The one or more programming instructions 904 can be, for example, computer executable and/or logic implemented instructions. In some examples, a computing device, such as the processor-equipped device 100 of FIGS. 1A-1E and/or programmable devices 808a-c of FIG. 8, may be configured to provide various operations, functions, or actions in response to the programming instructions 904 conveyed to the computing device by one or more of the computer readable medium 906, the computer recordable medium 908, and/or the communications medium 910. In other examples, the computing device can be an external device such as server devices 802-804 of FIG. 8 in communication with a device such as the device 100 and/or the programmable devices 808a-808c.

The computer readable medium 906 can also be distributed among multiple data storage elements, which could be remotely located from each other.
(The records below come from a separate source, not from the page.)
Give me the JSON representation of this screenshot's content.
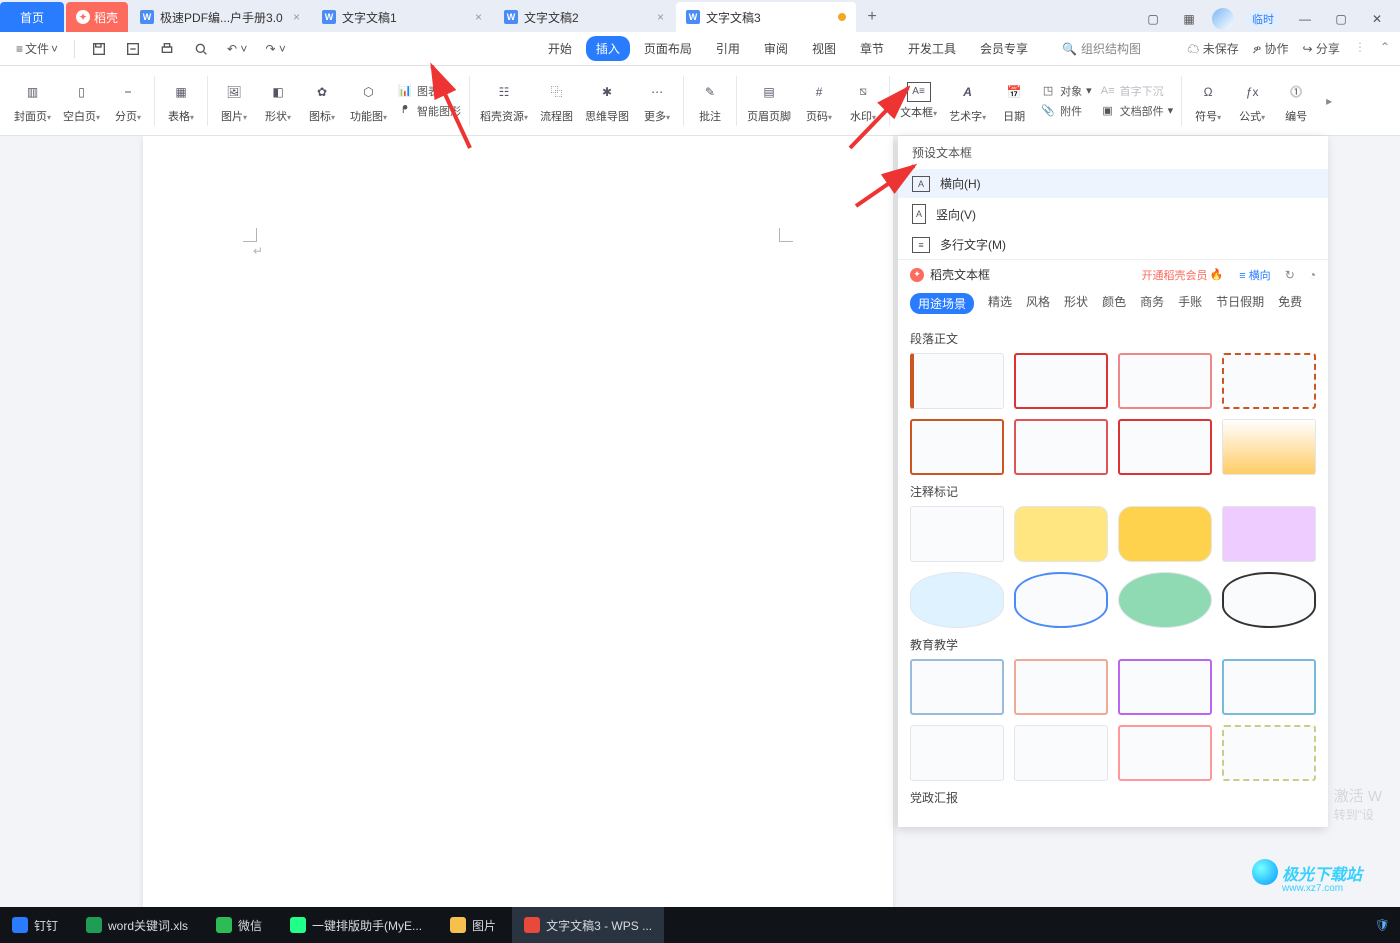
{
  "titlebar": {
    "home": "首页",
    "daoke": "稻壳",
    "tabs": [
      {
        "label": "极速PDF编...户手册3.0"
      },
      {
        "label": "文字文稿1"
      },
      {
        "label": "文字文稿2"
      },
      {
        "label": "文字文稿3",
        "active": true,
        "dirty": true
      }
    ],
    "temp": "临时"
  },
  "quickbar": {
    "file": "文件",
    "menu_tabs": [
      "开始",
      "插入",
      "页面布局",
      "引用",
      "审阅",
      "视图",
      "章节",
      "开发工具",
      "会员专享"
    ],
    "active_menu": "插入",
    "search_placeholder": "组织结构图",
    "actions": {
      "unsaved": "未保存",
      "coop": "协作",
      "share": "分享"
    }
  },
  "ribbon": {
    "items": [
      "封面页",
      "空白页",
      "分页",
      "表格",
      "图片",
      "形状",
      "图标",
      "功能图"
    ],
    "chart": "图表",
    "smartart": "智能图形",
    "res": "稻壳资源",
    "flow": "流程图",
    "mind": "思维导图",
    "more": "更多",
    "comment": "批注",
    "headerfooter": "页眉页脚",
    "pagenum": "页码",
    "watermark": "水印",
    "textbox": "文本框",
    "wordart": "艺术字",
    "date": "日期",
    "attach": "附件",
    "object": "对象",
    "dropcap": "首字下沉",
    "docparts": "文档部件",
    "symbol": "符号",
    "equation": "公式",
    "number": "编号"
  },
  "panel": {
    "preset_title": "预设文本框",
    "opts": {
      "horizontal": "横向(H)",
      "vertical": "竖向(V)",
      "multiline": "多行文字(M)"
    },
    "dk_title": "稻壳文本框",
    "vip": "开通稻壳会员",
    "layout": "横向",
    "cats": [
      "用途场景",
      "精选",
      "风格",
      "形状",
      "颜色",
      "商务",
      "手账",
      "节日假期",
      "免费"
    ],
    "active_cat": "用途场景",
    "groups": [
      "段落正文",
      "注释标记",
      "教育教学",
      "党政汇报"
    ]
  },
  "watermark": {
    "l1": "激活 W",
    "l2": "转到\"设"
  },
  "taskbar": {
    "items": [
      {
        "label": "钉钉",
        "cls": "dd"
      },
      {
        "label": "word关键词.xls",
        "cls": "xls"
      },
      {
        "label": "微信",
        "cls": "wx"
      },
      {
        "label": "一键排版助手(MyE...",
        "cls": "py"
      },
      {
        "label": "图片",
        "cls": "folder"
      },
      {
        "label": "文字文稿3 - WPS ...",
        "cls": "wps",
        "active": true
      }
    ]
  },
  "logo": {
    "t1": "极光下载站",
    "t2": "www.xz7.com"
  }
}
The computing device that executes some or all of the stored instructions could be an external computer, or a mobile computing platform, such as a smartphone, tablet device, personal computer, wearable device, etc. Alternatively, the computing device that executes some or all of the stored instructions could be remotely located computer system, such as a server. For example, the computer program product 900 can implement the functionalities discussed in the description of FIGS. 1-8.
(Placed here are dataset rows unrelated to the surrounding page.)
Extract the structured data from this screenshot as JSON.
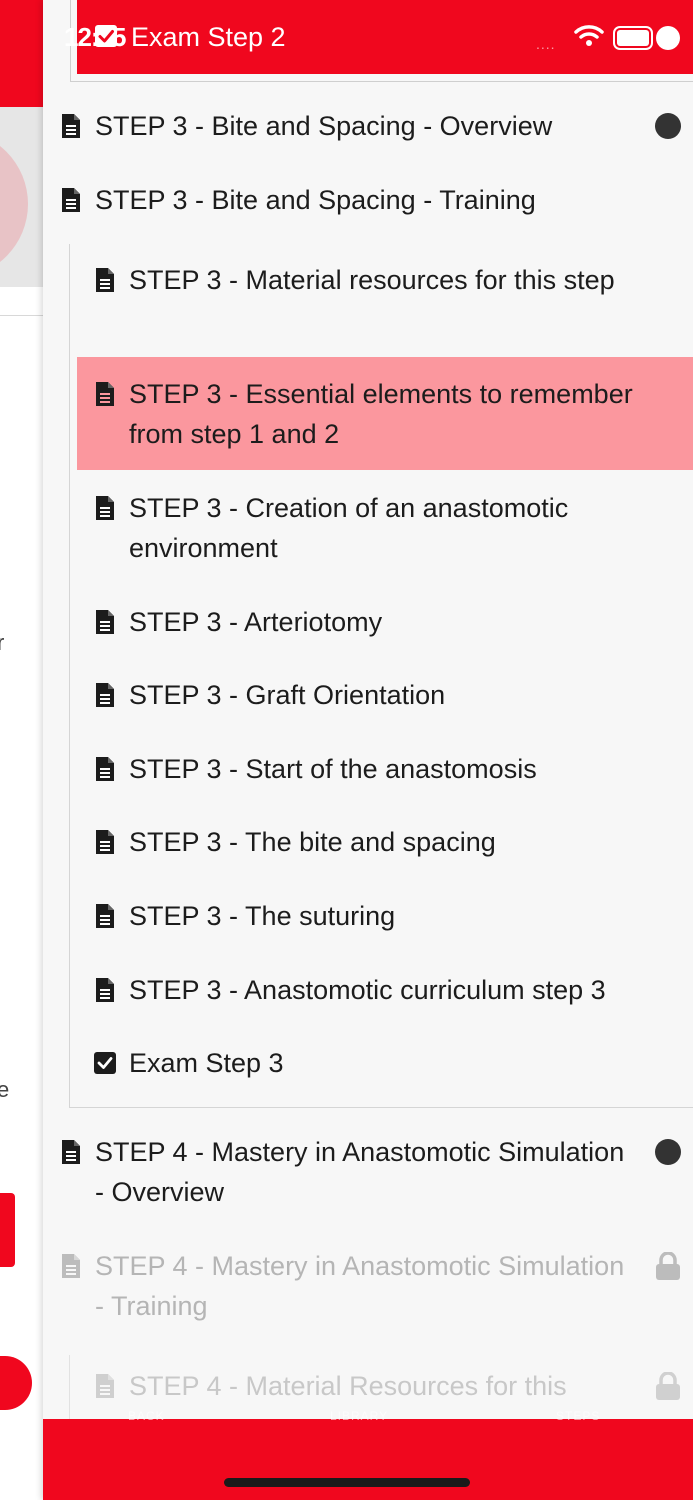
{
  "status_bar": {
    "time": "12:45",
    "signal": "....",
    "wifi_icon": "wifi-icon",
    "battery_icon": "battery-icon"
  },
  "header": {
    "title": "Exam Step 2",
    "icon": "checkbox-icon"
  },
  "background_page": {
    "letters": [
      "r",
      "e"
    ]
  },
  "course_items": [
    {
      "label": "STEP 3 - Bite and Spacing - Overview",
      "icon": "document-icon",
      "status": "dot"
    },
    {
      "label": "STEP 3 - Bite and Spacing - Training",
      "icon": "document-icon",
      "status": ""
    }
  ],
  "sub_items": [
    {
      "label": "STEP 3 - Material resources for this step",
      "icon": "document-icon"
    },
    {
      "label": "STEP 3 - Essential elements to remember from step 1 and 2",
      "icon": "document-icon",
      "active": true
    },
    {
      "label": "STEP 3 - Creation of an anastomotic environment",
      "icon": "document-icon"
    },
    {
      "label": "STEP 3 - Arteriotomy",
      "icon": "document-icon"
    },
    {
      "label": "STEP 3 - Graft Orientation",
      "icon": "document-icon"
    },
    {
      "label": "STEP 3 - Start of the anastomosis",
      "icon": "document-icon"
    },
    {
      "label": "STEP 3 - The bite and spacing",
      "icon": "document-icon"
    },
    {
      "label": "STEP 3 - The suturing",
      "icon": "document-icon"
    },
    {
      "label": "STEP 3 - Anastomotic curriculum step 3",
      "icon": "document-icon"
    },
    {
      "label": "Exam Step 3",
      "icon": "checkbox-icon"
    }
  ],
  "step4_items": [
    {
      "label": "STEP 4 - Mastery in Anastomotic Simulation - Overview",
      "icon": "document-icon",
      "status": "dot"
    },
    {
      "label": "STEP 4 - Mastery in Anastomotic Simulation - Training",
      "icon": "document-icon",
      "status": "lock",
      "locked": true
    },
    {
      "label": "STEP 4 - Material Resources for this",
      "icon": "document-icon",
      "status": "lock",
      "locked": true
    }
  ],
  "bottom_tabs": [
    "BACK",
    "LIBRARY",
    "STEPS"
  ],
  "colors": {
    "accent": "#f0071e",
    "highlight": "#fb979e",
    "drawer_bg": "#f7f7f7",
    "text": "#1c1c1c",
    "disabled_text": "#b5b5b5"
  }
}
It should be understood that arrangements described herein are for purposes of example only. As such, those skilled in the art will appreciate that other arrangements and other elements (e.g. machines, interfaces, functions, orders, and groupings of functions, etc.) can be used instead, and some elements may be omitted altogether according to the desired results. Further, many of the elements that are described are functional entities that may be implemented as discrete or distributed components or in conjunction with other components, in any suitable combination and location, or other structural elements described as independent structures may be combined.

While various aspects and embodiments have been disclosed herein, other aspects and embodiments will be apparent to those skilled in the art. The various aspects and embodiments disclosed herein are for purposes of illustration and are not intended to be limiting, with the true scope being indicated by the following claims, along with the full scope of equivalents to which such claims are entitled. It is also to be understood that the terminology used herein is for the purpose of describing particular embodiments only, and is not intended to be limiting.